A potential role for the cytoplasmic conserved domain found in all TpSAPs could be to facilitate interactions between the SAPs and cytoplasmic proteins (Fig. 9). Cytoskeletal proteins have been shown to play a significant role in diatom cell wall morphogenesis14,54. A previous model proposed interaction of silicalemma-associated proteins with the cytoskeleton to explain controlled silica deposition19. It is possible that the SAP conserved domain could mediate such interactions. Though the conserved domain does not match any known cytoskeleton interacting domains, a recent paper has shown that diatom actin related and actin binding proteins do not always adhere to the canonical sets, this could explain a novel binding domain61. Another possibility is that the conserved domain does not interact directly with cytoskeletal proteins, but with other cytosolic proteins, these multi-protein complexes may then interact with the cytoskeleton.
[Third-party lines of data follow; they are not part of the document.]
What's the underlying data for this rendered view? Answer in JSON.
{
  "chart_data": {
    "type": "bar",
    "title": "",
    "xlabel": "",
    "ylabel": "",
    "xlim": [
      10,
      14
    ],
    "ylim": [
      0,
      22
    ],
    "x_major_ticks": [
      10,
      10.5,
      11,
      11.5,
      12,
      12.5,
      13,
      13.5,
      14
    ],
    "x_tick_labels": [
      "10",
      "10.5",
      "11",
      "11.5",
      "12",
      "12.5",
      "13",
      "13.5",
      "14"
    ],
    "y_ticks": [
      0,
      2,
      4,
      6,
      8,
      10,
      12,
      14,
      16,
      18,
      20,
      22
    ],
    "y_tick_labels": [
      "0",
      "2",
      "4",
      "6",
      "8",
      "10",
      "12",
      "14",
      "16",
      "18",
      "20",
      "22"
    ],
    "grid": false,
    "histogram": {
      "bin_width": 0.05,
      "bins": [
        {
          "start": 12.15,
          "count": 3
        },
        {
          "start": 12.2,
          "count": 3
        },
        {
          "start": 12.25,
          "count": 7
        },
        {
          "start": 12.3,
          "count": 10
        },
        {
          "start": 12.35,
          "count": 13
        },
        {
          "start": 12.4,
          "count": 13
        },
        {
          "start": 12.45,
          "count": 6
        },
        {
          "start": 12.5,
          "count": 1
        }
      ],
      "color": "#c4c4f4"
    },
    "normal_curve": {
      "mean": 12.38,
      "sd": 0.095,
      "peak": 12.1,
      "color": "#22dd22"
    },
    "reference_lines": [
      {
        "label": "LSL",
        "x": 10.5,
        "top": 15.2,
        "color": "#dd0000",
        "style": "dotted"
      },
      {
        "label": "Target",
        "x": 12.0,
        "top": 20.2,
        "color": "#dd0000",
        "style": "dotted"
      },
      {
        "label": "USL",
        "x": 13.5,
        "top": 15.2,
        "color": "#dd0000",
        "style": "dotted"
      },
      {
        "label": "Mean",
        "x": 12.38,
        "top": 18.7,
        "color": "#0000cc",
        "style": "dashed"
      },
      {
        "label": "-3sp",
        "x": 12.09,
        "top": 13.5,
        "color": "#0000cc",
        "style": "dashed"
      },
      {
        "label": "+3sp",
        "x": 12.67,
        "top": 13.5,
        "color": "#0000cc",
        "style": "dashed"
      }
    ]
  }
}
The ability of diatoms to control the deposition of silica with high precision and reproducibility in a membranous compartment is unique. Deciphering the genetic basis of how diatoms make reproducible structures is an important step to elucidate this process. Several soluble proteins able to precipitate silica have been discovered over the last few decades. However, the mechanisms by which the final three-dimensional cell wall patterns are formed remain unknown. This work describes a family of transmembrane proteins localized to the SDV membrane and involved in mesoscale silica structure formation and patterning, as well as the first genetic alterations of silica structure through the manipulation of individual genes. The demonstration of specific phenotypes generated with knockdowns of TpSAP1 and 3 opens the door towards characterizing their roles in more detail.
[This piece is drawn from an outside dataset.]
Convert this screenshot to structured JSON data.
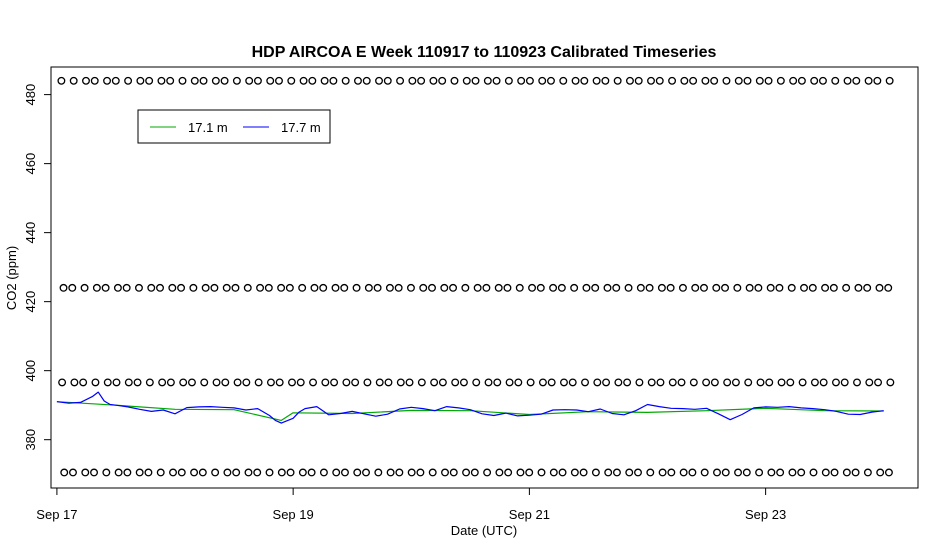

Silica cell wall formation is a complex cellular process, involving hundreds of genes and their encoded proteins, whose efficacy may often rely on interactions with one another. Genetic-based approaches will be essential to unravel this process. Although we do not have the ability to do classical genetic crosses on diatoms, we can knockdown, knock out, and over express individual genes. The data presented herein, demonstrates that knocking down a single gene is sufficient to generate a consistent phenotypic change in silica structure, which in turn can facilitate our understanding of a specific a protein’s role. This sets the stage for examining novel domains and other candidate proteins involved in the process of diatom cell wall formation.